Capítulo 21

Para eso están los amigos

—Buenos días Don Gonzalo, su hijo se encuentra en casa—Logan siempre que está delante del señor Mur, empequeñece. No puede evitar que se le paralice hasta el sudor cada vez que tiene que verle o hablarle, pero esta mañana no le ha quedado de otra.

Es sábado y pensó encontrarse a Silver en el campo de fútbol, pero al parecer era muy temprano y todavía la cancha permanecía desierta, quieta, como aguardando que unos niños revoltosos y un balón, comparezcan a perturbar su paz.

La verdad es que el flaco de cabello delicado ni se ha fijado en la hora cuando ha salido desprendido de su casa, en busca de su amigo.

—Claro que Silver está en casa, dónde más estaría a estas horas si no es durmiendo. Un poco más y llegas de madrugada—espetó el hombre mientras le infundía pavor con la mirada severa y pedante.

Sin embargo se hizo a un lado para que el joven escuálido pasara al interior de la vivienda, y de mala gana y con un gesto de la cabeza, lo invitó a subir hasta la habitación donde su hijo mayor descansaba.

Logan le pasó por el lado con los ojos clavados al piso, dejándose envolver por la penumbra de aquel viejo caserón al que casi nunca había visto iluminado en las mañanas, y eso que prácticamente había crecido ahí.

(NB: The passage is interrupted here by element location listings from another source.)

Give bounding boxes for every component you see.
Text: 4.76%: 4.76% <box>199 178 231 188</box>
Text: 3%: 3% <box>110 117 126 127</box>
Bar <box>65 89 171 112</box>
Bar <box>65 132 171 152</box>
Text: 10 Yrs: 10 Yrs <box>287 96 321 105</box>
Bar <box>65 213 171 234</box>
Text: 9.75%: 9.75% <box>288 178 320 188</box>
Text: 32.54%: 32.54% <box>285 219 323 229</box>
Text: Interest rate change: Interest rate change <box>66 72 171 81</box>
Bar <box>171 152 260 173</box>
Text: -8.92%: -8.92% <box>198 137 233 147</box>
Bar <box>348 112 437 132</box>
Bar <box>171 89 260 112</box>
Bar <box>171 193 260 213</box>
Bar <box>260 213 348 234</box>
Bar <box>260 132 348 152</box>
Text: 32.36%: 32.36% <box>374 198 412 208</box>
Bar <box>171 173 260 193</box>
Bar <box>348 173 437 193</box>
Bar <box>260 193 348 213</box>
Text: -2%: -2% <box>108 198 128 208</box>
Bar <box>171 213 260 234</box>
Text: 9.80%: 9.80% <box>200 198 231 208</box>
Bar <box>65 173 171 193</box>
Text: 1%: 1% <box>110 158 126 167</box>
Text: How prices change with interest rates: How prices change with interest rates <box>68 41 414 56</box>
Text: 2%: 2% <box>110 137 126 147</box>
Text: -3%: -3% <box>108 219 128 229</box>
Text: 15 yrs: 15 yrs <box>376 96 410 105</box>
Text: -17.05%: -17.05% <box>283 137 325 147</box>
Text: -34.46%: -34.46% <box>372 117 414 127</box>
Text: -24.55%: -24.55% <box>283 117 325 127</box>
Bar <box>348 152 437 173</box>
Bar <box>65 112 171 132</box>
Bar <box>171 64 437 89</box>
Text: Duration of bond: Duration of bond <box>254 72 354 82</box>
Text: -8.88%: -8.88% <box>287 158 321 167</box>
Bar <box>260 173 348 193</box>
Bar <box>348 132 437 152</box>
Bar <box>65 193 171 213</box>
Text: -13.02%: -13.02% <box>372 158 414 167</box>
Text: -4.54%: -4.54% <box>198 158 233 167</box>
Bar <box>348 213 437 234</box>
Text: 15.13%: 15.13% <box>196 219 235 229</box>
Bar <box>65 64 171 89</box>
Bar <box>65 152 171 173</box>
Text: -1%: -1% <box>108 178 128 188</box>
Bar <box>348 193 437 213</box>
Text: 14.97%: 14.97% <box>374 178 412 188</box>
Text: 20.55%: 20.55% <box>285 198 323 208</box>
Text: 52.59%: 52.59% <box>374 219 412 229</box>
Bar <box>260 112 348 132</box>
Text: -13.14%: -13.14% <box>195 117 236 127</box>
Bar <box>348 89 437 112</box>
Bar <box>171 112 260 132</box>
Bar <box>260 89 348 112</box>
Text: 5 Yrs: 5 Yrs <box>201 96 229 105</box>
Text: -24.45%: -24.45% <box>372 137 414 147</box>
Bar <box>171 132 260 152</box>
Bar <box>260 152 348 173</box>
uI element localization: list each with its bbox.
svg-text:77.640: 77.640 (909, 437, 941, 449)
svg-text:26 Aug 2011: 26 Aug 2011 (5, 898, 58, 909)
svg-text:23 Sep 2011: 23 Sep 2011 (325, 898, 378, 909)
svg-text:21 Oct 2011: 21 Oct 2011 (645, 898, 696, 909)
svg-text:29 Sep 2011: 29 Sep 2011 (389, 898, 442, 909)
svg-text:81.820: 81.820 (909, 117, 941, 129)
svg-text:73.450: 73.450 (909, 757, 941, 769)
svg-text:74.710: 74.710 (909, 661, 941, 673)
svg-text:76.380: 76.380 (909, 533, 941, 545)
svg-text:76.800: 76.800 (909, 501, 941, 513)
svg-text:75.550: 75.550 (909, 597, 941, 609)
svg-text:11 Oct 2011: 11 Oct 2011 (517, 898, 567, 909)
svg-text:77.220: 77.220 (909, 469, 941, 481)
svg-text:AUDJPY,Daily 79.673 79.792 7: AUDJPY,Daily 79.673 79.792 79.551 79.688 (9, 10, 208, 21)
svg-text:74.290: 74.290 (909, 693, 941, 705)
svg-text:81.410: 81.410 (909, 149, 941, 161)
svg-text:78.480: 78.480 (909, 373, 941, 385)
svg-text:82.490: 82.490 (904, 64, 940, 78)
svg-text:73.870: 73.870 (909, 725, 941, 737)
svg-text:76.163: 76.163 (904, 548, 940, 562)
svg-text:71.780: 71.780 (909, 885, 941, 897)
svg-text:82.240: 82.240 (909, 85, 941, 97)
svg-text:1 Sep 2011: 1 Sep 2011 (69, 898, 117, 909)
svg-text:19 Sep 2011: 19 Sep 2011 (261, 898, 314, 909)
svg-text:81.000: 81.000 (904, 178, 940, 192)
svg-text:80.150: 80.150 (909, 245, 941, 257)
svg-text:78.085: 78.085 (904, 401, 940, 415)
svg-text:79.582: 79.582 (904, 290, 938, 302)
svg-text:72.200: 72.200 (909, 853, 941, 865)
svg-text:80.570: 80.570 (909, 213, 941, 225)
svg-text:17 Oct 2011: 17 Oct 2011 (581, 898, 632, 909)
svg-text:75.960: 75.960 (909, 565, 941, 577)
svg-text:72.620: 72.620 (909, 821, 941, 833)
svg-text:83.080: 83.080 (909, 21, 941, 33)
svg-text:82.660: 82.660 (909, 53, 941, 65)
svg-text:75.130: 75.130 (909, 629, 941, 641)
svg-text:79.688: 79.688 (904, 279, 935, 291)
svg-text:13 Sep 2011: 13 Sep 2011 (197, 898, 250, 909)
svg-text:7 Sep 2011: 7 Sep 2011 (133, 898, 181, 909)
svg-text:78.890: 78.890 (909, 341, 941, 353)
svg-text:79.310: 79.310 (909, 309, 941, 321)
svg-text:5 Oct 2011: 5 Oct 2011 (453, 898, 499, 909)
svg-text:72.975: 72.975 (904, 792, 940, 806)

A Lo jamás le había gustado el ambiente de ese lugar. Era una casa triste, oscura, falta de vida, a pesar de que estaba habitada, pero él siempre ha pensado que una casa es el reflejo de sus moradores y en vista de las malas pulgas del dueño, la apatía del hijo y la amargura de la señora Mur, era entendible en parte que aquello diera más sensación de estar en una cueva que en una vivienda espaciosa, con detalles arquitectónicos admirables y por tanto, con una belleza que estaba siendo, a su modo de ver, desperdiciada.

Eso sí, a Logan siempre le ha fascinado el olor que se respira una vez te dan permiso de penetrar los dominios del ogro. Huele a limpio, a comida deliciosa y a mujer.

De eso se encarga Doña Silvia, que no deja que el tufo a alcohol y a tabaco de su marido, se propague dentro del hogar como pesticida sobre cultivos de maíz.

Al joven le ha costado un poco encontrar las escaleras. No sabe si es por la hora o por la oscuridad del salón, siempre lúgubre, en vista de que por decreto de Don Gonzalo, está prohibido abrir las cortinas.

Cosas de viejo hermitaño, supone él.
Cuando por fin da con los escalones, comienza el ascenso. A sus espaldas escucha los murmullos de su anfitrión, quejándose de que la juventud actual, ya no está educada como en sus tiempos y unos cuantos lamentos más que no alcanzó a entender, o mejor dicho, no quiso prestarle oídos.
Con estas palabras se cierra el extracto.